I've made the changes we discussed in the call today. nrow, isAndromedaTable, and colnames should now work with both old and new Andromeda tables. Tests have been added.

I also added some code to try and handle the windows file lock issue. Not sure how to test it because it is kind of a random thing and I have no way to know when the lock is released if ever. But maybe it will help. Each time close is called on any Andromeda I try to remove not only the one Andromeda that it is being called on but also any others that are lingering around.

I don't know what to do about the upcoming changes to pull except maybe to complain to the Arrow folks. Otherwise we can just ask users to set an option. We could check the option on startup and print a message.

One thing I wanted to ask about since this is a big change. I'd like to consider moving dplyr from Depends to Imports. The reason is that I'm exporting a lot (all of dplyr), some of which has nothing to do with Andromeda or doesn't work on Andromeda. What if we asked users to load dplyr if they want it? Or possibly just re-export a smaller subset of dplyr functions?

schuemie commented 1 year ago

Would it be possible to do a small release first that introduces the nrow() and isAndromedaTable() first, but doesn't change the backend to arrow? That way, we can have all HADES packages require that new version and use those functions. That should make it a lot easier to make the HADES packages work with both backends.
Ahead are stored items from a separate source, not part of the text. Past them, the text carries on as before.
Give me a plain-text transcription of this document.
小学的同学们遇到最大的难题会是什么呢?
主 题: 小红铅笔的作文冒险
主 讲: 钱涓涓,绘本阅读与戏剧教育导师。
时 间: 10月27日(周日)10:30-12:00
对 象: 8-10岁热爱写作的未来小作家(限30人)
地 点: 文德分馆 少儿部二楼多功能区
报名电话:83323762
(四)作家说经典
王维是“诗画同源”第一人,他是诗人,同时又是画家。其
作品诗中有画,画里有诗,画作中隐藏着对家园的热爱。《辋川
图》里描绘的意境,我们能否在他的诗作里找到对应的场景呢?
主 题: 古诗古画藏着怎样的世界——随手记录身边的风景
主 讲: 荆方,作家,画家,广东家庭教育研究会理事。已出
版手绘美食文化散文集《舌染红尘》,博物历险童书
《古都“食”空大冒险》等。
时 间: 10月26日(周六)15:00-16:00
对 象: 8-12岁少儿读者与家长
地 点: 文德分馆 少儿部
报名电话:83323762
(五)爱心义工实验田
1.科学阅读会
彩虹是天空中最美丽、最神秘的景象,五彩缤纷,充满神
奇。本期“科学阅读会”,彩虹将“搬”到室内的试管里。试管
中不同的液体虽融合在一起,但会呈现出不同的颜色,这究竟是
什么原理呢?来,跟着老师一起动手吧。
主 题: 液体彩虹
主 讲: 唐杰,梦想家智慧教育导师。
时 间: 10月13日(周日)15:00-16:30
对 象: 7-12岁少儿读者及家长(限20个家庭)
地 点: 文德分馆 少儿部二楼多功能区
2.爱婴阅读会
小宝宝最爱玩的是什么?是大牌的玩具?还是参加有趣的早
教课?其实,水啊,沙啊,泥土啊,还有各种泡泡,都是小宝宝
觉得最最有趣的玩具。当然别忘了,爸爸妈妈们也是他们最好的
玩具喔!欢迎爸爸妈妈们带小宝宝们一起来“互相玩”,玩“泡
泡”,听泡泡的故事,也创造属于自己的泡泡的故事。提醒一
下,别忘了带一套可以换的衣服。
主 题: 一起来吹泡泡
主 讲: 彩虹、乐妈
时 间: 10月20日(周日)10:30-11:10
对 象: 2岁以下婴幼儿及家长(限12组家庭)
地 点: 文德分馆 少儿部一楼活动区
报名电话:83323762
As for dplyr, I don't feel very strongly about it. I tend to rather aggressively import all of dplyr in my packages anyway, like here, so I would not be affected by Andromeda moving it to Imports. I guess to me, dplyr has become part of the R base, I just always have it loaded.

ablack3 commented 1 year ago

Would it be possible to do a small release first that introduces the nrow() and isAndromedaTable() first, but doesn't change the backend to arrow? That way, we can have all HADES packages require that new version and use those functions. That should make it a lot easier to make the HADES packages work with both backends.

Yes I did create a release with isAndromedaTable. I didn't add nrow yet but I can to that this week in another mini release.

As for dplyr, I don't feel very strongly about it. I tend to rather aggressively import all of dplyr in my packages anyway, like here, so I would not be affected by Andromeda moving it to Imports. I guess to me, dplyr has become part of the R base, I just always have it loaded.

Ok. I think I might try moving it to Imports and only export the dplyr functions supported by Andromeda (select, mutate, etc).